Cobertos por baronesas, rios Capibaribe e Beberibe sufocam por poluição excessiva do Recife
Trazidas à superfície pelas chuvas dos últimos dias, baronesas indicam o alto nível de poluição que os rios da capital pernambucana se encontram, puxado, principalmente, pelo precário esgotamento sanitário da cidade
Atualizada às 19h50
Faz alguns dias que o pescador Edson Santos, de 57 anos, não consegue tirar do Capibaribe os mariscos que sustentam sua casa. É que as fortes chuvas do final de semana trouxeram mantas de baronesas à superfície, cobrindo as águas do rio. “Não temos como trabalhar. Fica cheio de cobra, insetos, jacarés… ficamos com medo”, conta ele. A problemática de proliferação destas plantas, que já fazem parte da paisagem do Recife, no entanto, vai além. Apesar de serem benéficas ao meio ambiente por integrarem o ecossistema fluvial, seu aparecimento em grande quantidade é, também, indicador do alto grau de poluição que os rios da capital pernambucana apresentam.

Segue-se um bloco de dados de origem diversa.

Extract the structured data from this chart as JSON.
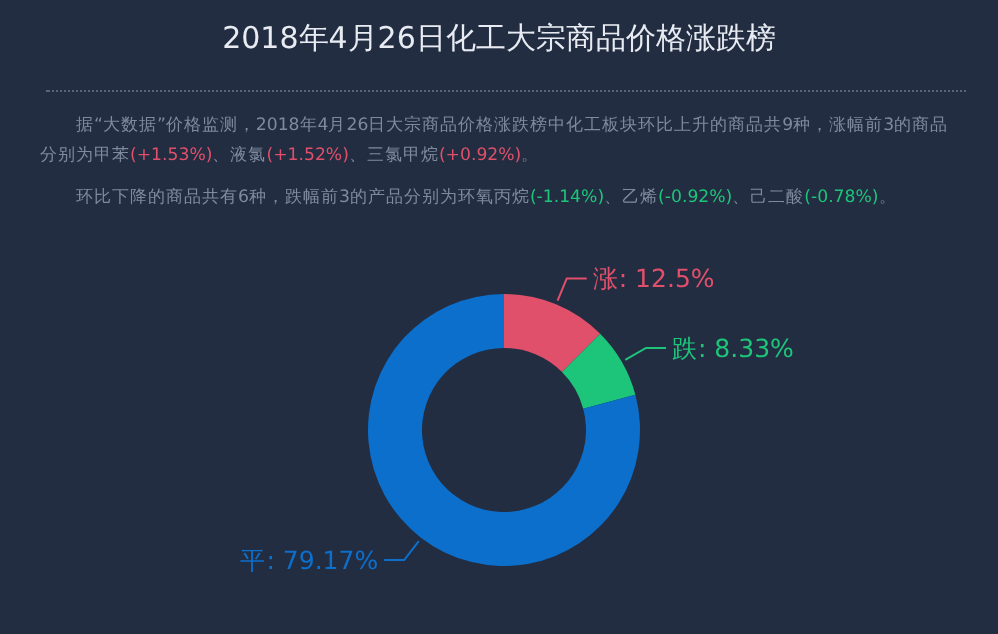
{
  "chart_data": {
    "type": "donut",
    "title": "2018年4月26日化工大宗商品价格涨跌榜",
    "annotations": [
      "据“大数据”价格监测，2018年4月26日大宗商品价格涨跌榜中化工板块环比上升的商品共9种，涨幅前3的商品分别为甲苯(+1.53%)、液氯(+1.52%)、三氯甲烷(+0.92%)。",
      "环比下降的商品共有6种，跌幅前3的产品分别为环氧丙烷(-1.14%)、乙烯(-0.92%)、己二酸(-0.78%)。"
    ],
    "categories": [
      "涨",
      "跌",
      "平"
    ],
    "values": [
      12.5,
      8.33,
      79.17
    ],
    "colors": [
      "#e0506a",
      "#1dc57a",
      "#0c6fcc"
    ],
    "value_labels": [
      "12.5%",
      "8.33%",
      "79.17%"
    ]
  }
}
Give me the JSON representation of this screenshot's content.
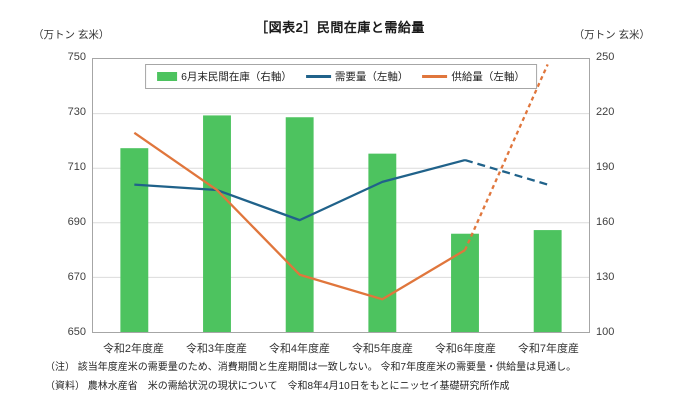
{
  "chart_data": {
    "type": "combo-bar-line",
    "title": "［図表2］民間在庫と需給量",
    "categories": [
      "令和2年度産",
      "令和3年度産",
      "令和4年度産",
      "令和5年度産",
      "令和6年度産",
      "令和7年度産"
    ],
    "left_axis": {
      "label": "（万トン 玄米）",
      "min": 650,
      "max": 750,
      "ticks": [
        650,
        670,
        690,
        710,
        730,
        750
      ]
    },
    "right_axis": {
      "label": "（万トン 玄米）",
      "min": 100,
      "max": 250,
      "ticks": [
        100,
        130,
        160,
        190,
        220,
        250
      ]
    },
    "grid": true,
    "legend_position": "top-center-inside",
    "series": [
      {
        "key": "inventory",
        "name": "6月末民間在庫（右軸）",
        "type": "bar",
        "axis": "right",
        "color": "#4dc35f",
        "values": [
          201,
          219,
          218,
          198,
          154,
          156
        ]
      },
      {
        "key": "demand",
        "name": "需要量（左軸）",
        "type": "line",
        "axis": "left",
        "color": "#20628a",
        "values": [
          704,
          702,
          691,
          705,
          713,
          704
        ],
        "dashed_from_index": 4,
        "dash_pattern": "8 5"
      },
      {
        "key": "supply",
        "name": "供給量（左軸）",
        "type": "line",
        "axis": "left",
        "color": "#e0763c",
        "values": [
          723,
          702,
          671,
          662,
          680,
          748
        ],
        "dashed_from_index": 4,
        "dash_pattern": "4 3.5"
      }
    ]
  },
  "notes": {
    "note": "（注） 該当年度産米の需要量のため、消費期間と生産期間は一致しない。 令和7年度産米の需要量・供給量は見通し。",
    "source": "（資料） 農林水産省　米の需給状況の現状について　令和8年4月10日をもとにニッセイ基礎研究所作成"
  }
}
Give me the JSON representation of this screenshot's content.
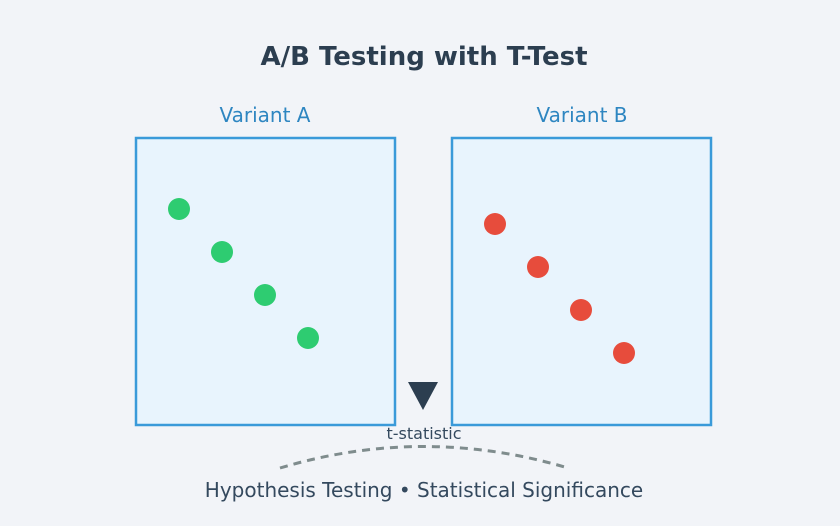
{
  "title": "A/B Testing with T-Test",
  "variants": [
    {
      "label": "Variant A",
      "dot_color": "#2ecc71",
      "dot_count": 4
    },
    {
      "label": "Variant B",
      "dot_color": "#e74c3c",
      "dot_count": 4
    }
  ],
  "indicator": {
    "label": "t-statistic",
    "icon": "down-triangle-icon"
  },
  "footer": "Hypothesis Testing • Statistical Significance",
  "colors": {
    "background": "#f2f4f8",
    "panel_fill": "#e8f4fd",
    "panel_stroke": "#3a9ad9",
    "variant_label": "#2e86c1",
    "title": "#2c3e50",
    "text": "#34495e",
    "arc": "#7f8c8d"
  }
}
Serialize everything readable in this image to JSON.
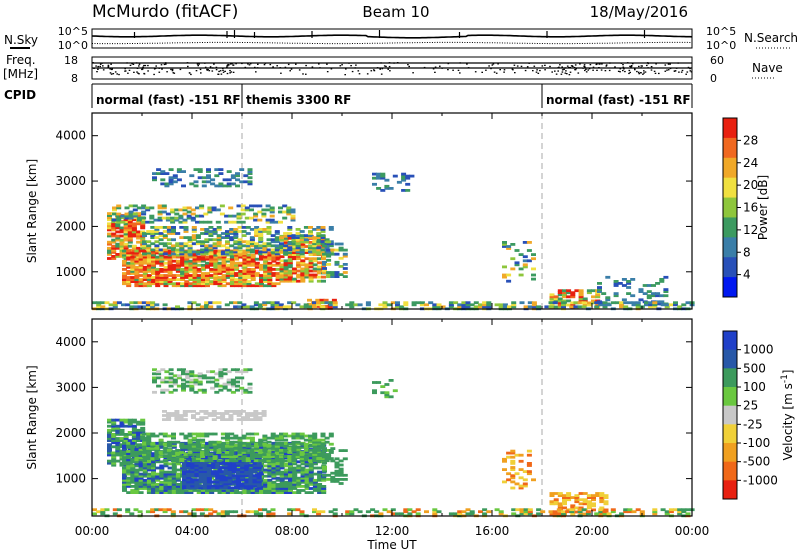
{
  "header": {
    "station": "McMurdo (fitACF)",
    "beam": "Beam 10",
    "date": "18/May/2016"
  },
  "strips": {
    "noise_left_label": "N.Sky",
    "noise_right_label": "N.Search",
    "noise_scale_top": "10^5",
    "noise_scale_bottom": "10^0",
    "freq_label_1": "Freq.",
    "freq_label_2": "[MHz]",
    "freq_scale_top": "18",
    "freq_scale_bottom": "8",
    "nave_label": "Nave",
    "nave_scale_top": "60",
    "nave_scale_bottom": "0",
    "cpid_label": "CPID",
    "cpid_segments": [
      {
        "label": "normal (fast) -151 RF",
        "start": 0,
        "end": 6
      },
      {
        "label": "themis 3300 RF",
        "start": 6,
        "end": 18
      },
      {
        "label": "normal (fast) -151 RF",
        "start": 18,
        "end": 24
      }
    ]
  },
  "chart_data": [
    {
      "type": "heatmap",
      "parameter": "Power",
      "ylabel": "Slant Range [km]",
      "xlabel": "Time UT",
      "x_ticks": [
        "00:00",
        "04:00",
        "08:00",
        "12:00",
        "16:00",
        "20:00",
        "00:00"
      ],
      "x_range_hours": [
        0,
        24
      ],
      "y_ticks": [
        "1000",
        "2000",
        "3000",
        "4000"
      ],
      "y_range_km": [
        180,
        4500
      ],
      "colorbar": {
        "label": "Power [dB]",
        "ticks": [
          "4",
          "8",
          "12",
          "16",
          "20",
          "24",
          "28"
        ],
        "colors": [
          "#0018f0",
          "#2850b8",
          "#3a7ea8",
          "#3c9a60",
          "#8ec63c",
          "#f0e040",
          "#f0a828",
          "#f06820",
          "#e82010"
        ],
        "range": [
          0,
          32
        ]
      }
    },
    {
      "type": "heatmap",
      "parameter": "Velocity",
      "ylabel": "Slant Range [km]",
      "xlabel": "Time UT",
      "x_ticks": [
        "00:00",
        "04:00",
        "08:00",
        "12:00",
        "16:00",
        "20:00",
        "00:00"
      ],
      "x_range_hours": [
        0,
        24
      ],
      "y_ticks": [
        "1000",
        "2000",
        "3000",
        "4000"
      ],
      "y_range_km": [
        180,
        4500
      ],
      "colorbar": {
        "label_main": "Velocity [m s",
        "label_sup": "-1",
        "label_end": "]",
        "ticks": [
          "1000",
          "500",
          "100",
          "25",
          "-25",
          "-100",
          "-500",
          "-1000"
        ],
        "colors": [
          "#2040c8",
          "#2858a8",
          "#3c9a5c",
          "#6ac840",
          "#c8c8c8",
          "#f0d038",
          "#f0a020",
          "#f06818",
          "#e82010"
        ]
      }
    }
  ],
  "footer": {
    "time_label": "Time UT"
  }
}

O professor de ecologia da Universidade Federal de Pernambuco (UFPE) Felipe Melo explica que o acúmulo de baronesas é um fenômeno natural - causado pelo desprendimento das plantas que se acumulam nas partes mais paradas dos rios. Noutros lugares, até se proliferam a partir da produtividade de águas que recebem nutrientes ricos, como no Pantanal. Apesar dessa dinâmica também poder acontecer no Capibaribe e no Beberibe, o alerta é ligado pelos rios já conterem um alto grau de contaminação.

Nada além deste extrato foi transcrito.